Aplastic anemia results from injury to the blood stem cell, a cell that develops into other blood cell types. The injury causes a reduction in the number of every type of blood cell in the body -- red cells, white cells, and platelets. This reduction is called pancytopenia.

Idiopathic means the cause is unknown. However, idiopathic aplastic anemia is thought to occur when the body reacts against it's own cells. This is called an autoimmune disorder.

The disease may be acute or chronic, and may be slowly get worse. There are no known risk factors.

Aplastic anemia may also be caused by certain medical conditions (such as pregnancy or lupus) or exposure to some toxins or drugs (including chemotherapy). See: Secondary (acquired) aplastic anemia

In some cases, aplastic anemia is associated with another blood disorder called paroxysmal nocturnal hemaglobinuria (PNH).

Symptoms are the result of bone marrow failure and the loss of blood cell production.

Low red cell count (anemia) leads to fatigue and weakness.

Low white cell count (leukopenia) causes an increased risk of infection.

Low platelet count (thrombocytopenia) results in bleeding, especially of mucus membranes and skin.

General symptoms include:

• Bleeding gums
• Easy bruising
• Fatigue
• Frequent or severe infections
• Nose bleeds
• Pallor
• Prolonged bleeding
• Rapid heart rate
• Shortness of breath with exercise
• Swollen lymph nodes (rare)

• Low red blood cells count (anemia)
• Low white blood cell count
• Low reticulocyte count (reticulocytes are immature red blood cell)
• Low platelet count
• Bone marrow biopsy shows few blood cells

Mild cases of aplastic anemia may be treated with supportive care or may require no treatment.

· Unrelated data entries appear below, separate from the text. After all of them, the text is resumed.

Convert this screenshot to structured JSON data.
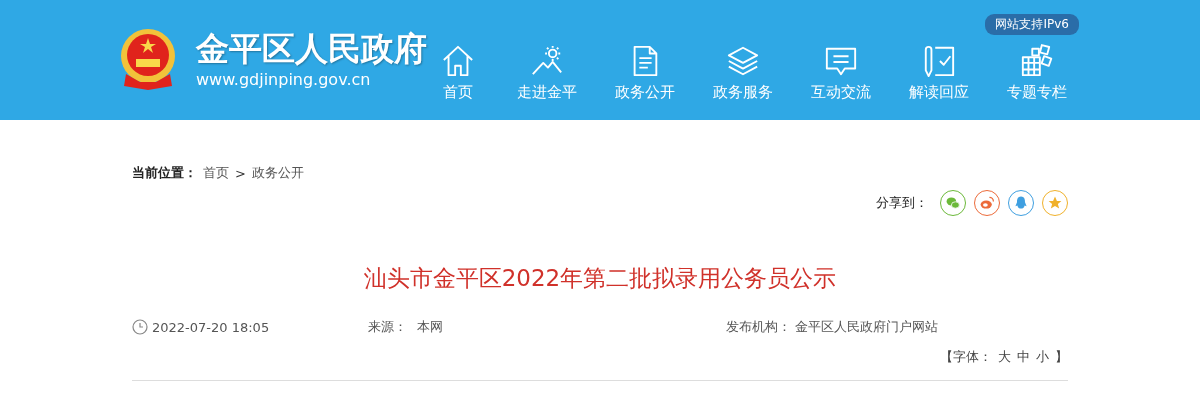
{
  "header": {
    "site_name": "金平区人民政府",
    "site_url": "www.gdjinping.gov.cn",
    "ipv6_badge": "网站支持IPv6",
    "nav": [
      {
        "label": "首页",
        "kind": "home"
      },
      {
        "label": "走进金平",
        "kind": "mountain"
      },
      {
        "label": "政务公开",
        "kind": "document"
      },
      {
        "label": "政务服务",
        "kind": "layers"
      },
      {
        "label": "互动交流",
        "kind": "message"
      },
      {
        "label": "解读回应",
        "kind": "pen"
      },
      {
        "label": "专题专栏",
        "kind": "blocks"
      }
    ]
  },
  "breadcrumb": {
    "label": "当前位置：",
    "items": [
      "首页",
      "政务公开"
    ],
    "separator": ">"
  },
  "share": {
    "label": "分享到：",
    "targets": [
      {
        "kind": "wechat",
        "color": "#6cb93a"
      },
      {
        "kind": "weibo",
        "color": "#ec6b3a"
      },
      {
        "kind": "qq",
        "color": "#3f9fe0"
      },
      {
        "kind": "star",
        "color": "#f0b12b"
      }
    ]
  },
  "article": {
    "title": "汕头市金平区2022年第二批拟录用公务员公示",
    "date": "2022-07-20 18:05",
    "source_label": "来源：",
    "source": "本网",
    "publisher_label": "发布机构：",
    "publisher": "金平区人民政府门户网站",
    "font_size": {
      "open": "【字体：",
      "options": [
        "大",
        "中",
        "小"
      ],
      "close": "】"
    }
  }
}
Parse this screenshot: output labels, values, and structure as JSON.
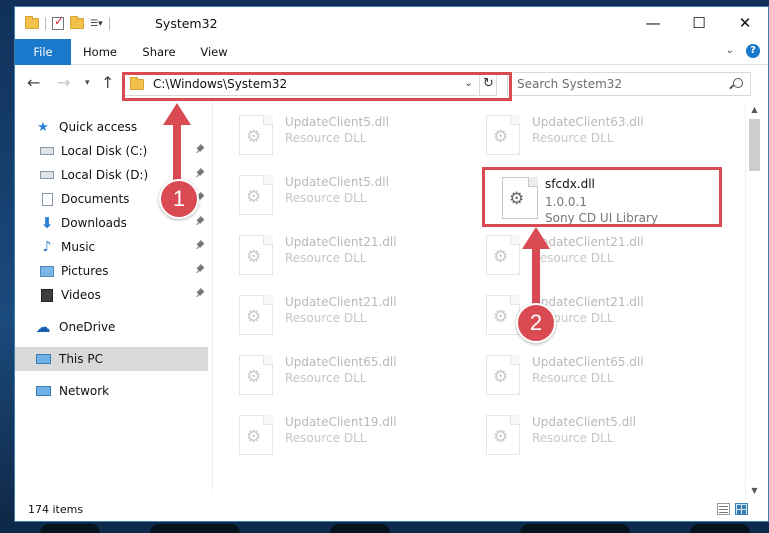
{
  "window": {
    "title": "System32"
  },
  "ribbon": {
    "tabs": [
      "File",
      "Home",
      "Share",
      "View"
    ]
  },
  "address": {
    "path": "C:\\Windows\\System32"
  },
  "search": {
    "placeholder": "Search System32"
  },
  "nav": {
    "items": [
      {
        "label": "Quick access",
        "icon": "star-icon",
        "pinned": false
      },
      {
        "label": "Local Disk (C:)",
        "icon": "drive-icon",
        "pinned": true
      },
      {
        "label": "Local Disk (D:)",
        "icon": "drive-icon",
        "pinned": true
      },
      {
        "label": "Documents",
        "icon": "documents-icon",
        "pinned": true
      },
      {
        "label": "Downloads",
        "icon": "download-icon",
        "pinned": true
      },
      {
        "label": "Music",
        "icon": "music-icon",
        "pinned": true
      },
      {
        "label": "Pictures",
        "icon": "pictures-icon",
        "pinned": true
      },
      {
        "label": "Videos",
        "icon": "videos-icon",
        "pinned": true
      },
      {
        "label": "OneDrive",
        "icon": "cloud-icon",
        "pinned": false
      },
      {
        "label": "This PC",
        "icon": "computer-icon",
        "pinned": false,
        "selected": true
      },
      {
        "label": "Network",
        "icon": "network-icon",
        "pinned": false
      }
    ]
  },
  "files": {
    "left": [
      {
        "name": "UpdateClient5.dll",
        "type": "Resource DLL"
      },
      {
        "name": "UpdateClient5.dll",
        "type": "Resource DLL"
      },
      {
        "name": "UpdateClient21.dll",
        "type": "Resource DLL"
      },
      {
        "name": "UpdateClient21.dll",
        "type": "Resource DLL"
      },
      {
        "name": "UpdateClient65.dll",
        "type": "Resource DLL"
      },
      {
        "name": "UpdateClient19.dll",
        "type": "Resource DLL"
      }
    ],
    "right": [
      {
        "name": "UpdateClient63.dll",
        "type": "Resource DLL"
      },
      {
        "name": "UpdateClient21.dll",
        "type": "Resource DLL"
      },
      {
        "name": "UpdateClient21.dll",
        "type": "Resource DLL"
      },
      {
        "name": "UpdateClient65.dll",
        "type": "Resource DLL"
      },
      {
        "name": "UpdateClient5.dll",
        "type": "Resource DLL"
      }
    ],
    "highlighted": {
      "name": "sfcdx.dll",
      "version": "1.0.0.1",
      "description": "Sony CD UI Library"
    }
  },
  "status": {
    "item_count": "174 items"
  },
  "annotations": {
    "step1": "1",
    "step2": "2",
    "color": "#d94a52"
  }
}
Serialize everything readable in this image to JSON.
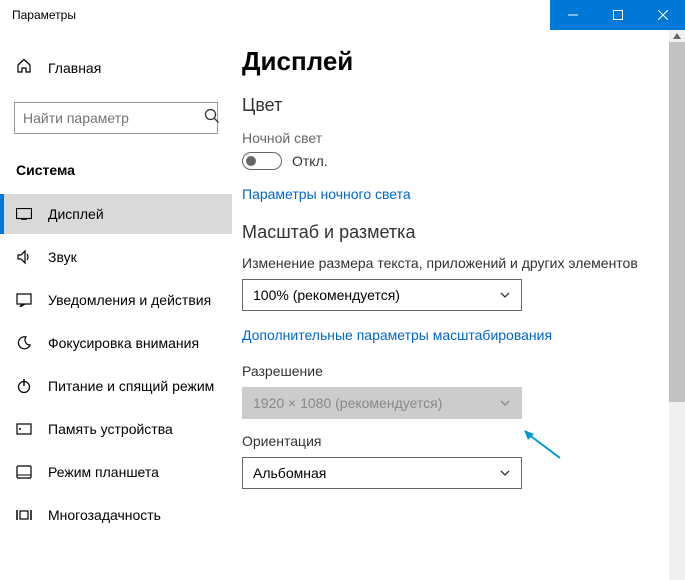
{
  "window": {
    "title": "Параметры"
  },
  "sidebar": {
    "home": "Главная",
    "search_placeholder": "Найти параметр",
    "category": "Система",
    "items": [
      {
        "label": "Дисплей"
      },
      {
        "label": "Звук"
      },
      {
        "label": "Уведомления и действия"
      },
      {
        "label": "Фокусировка внимания"
      },
      {
        "label": "Питание и спящий режим"
      },
      {
        "label": "Память устройства"
      },
      {
        "label": "Режим планшета"
      },
      {
        "label": "Многозадачность"
      }
    ]
  },
  "main": {
    "title": "Дисплей",
    "color_h": "Цвет",
    "nightlight_label": "Ночной свет",
    "toggle_state": "Откл.",
    "nightlight_link": "Параметры ночного света",
    "scale_h": "Масштаб и разметка",
    "scale_field": "Изменение размера текста, приложений и других элементов",
    "scale_value": "100% (рекомендуется)",
    "scale_link": "Дополнительные параметры масштабирования",
    "resolution_label": "Разрешение",
    "resolution_value": "1920 × 1080 (рекомендуется)",
    "orientation_label": "Ориентация",
    "orientation_value": "Альбомная"
  }
}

In moderate cases, blood transfusions and platelet transfusions will help correct the abnormal blood counts and relieve some symptoms.

Severe aplastic anemia, which shows up as a very low blood-cell count, is a life-threatening condition. Bone marrow transplant is recommended for severe disease in younger patients.

For older patients, or for those who do not have a matched bone marrow donor, horse antithymocyte globulin (Atgam) or rabbit antithymocyte globulin (thymoglobulin) are alternative treatments. These medicines suppress the body's immune system, allowing the bone marrow to once again make blood cells. Atgam may be used with another drug, such as cyclosporine.

Other medications to suppress the immune system, such as cyclophosphamide (Cytoxan) or corticosteroids, may be also used.

Untreated aplastic anemia is an illness that leads to rapid death. Bone marrow transplant has been successful in young people, with long term survival of 80%. Older people have a survival rate of 40 - 70%.

• Severe infections or bleeding
• Complications of bone marrow transplant (graft failure or graft-versus-host disease)
• Reactions to medications (patients can have reactions to Atgam)

Call your health care provider or go to the emergency room if bleeding occurs for no reason, or if bleeding is difficult to stop. Call if you notice frequent infections or unusual fatigue.

There is no known prevention for idiopathic aplastic anemia.

Goldman L, Ausiello D, eds. Cecil Textbook of Medicine. 23rd ed. Philadelphia, Pa: Saunders Elsevier; 2007: pp.1241-6.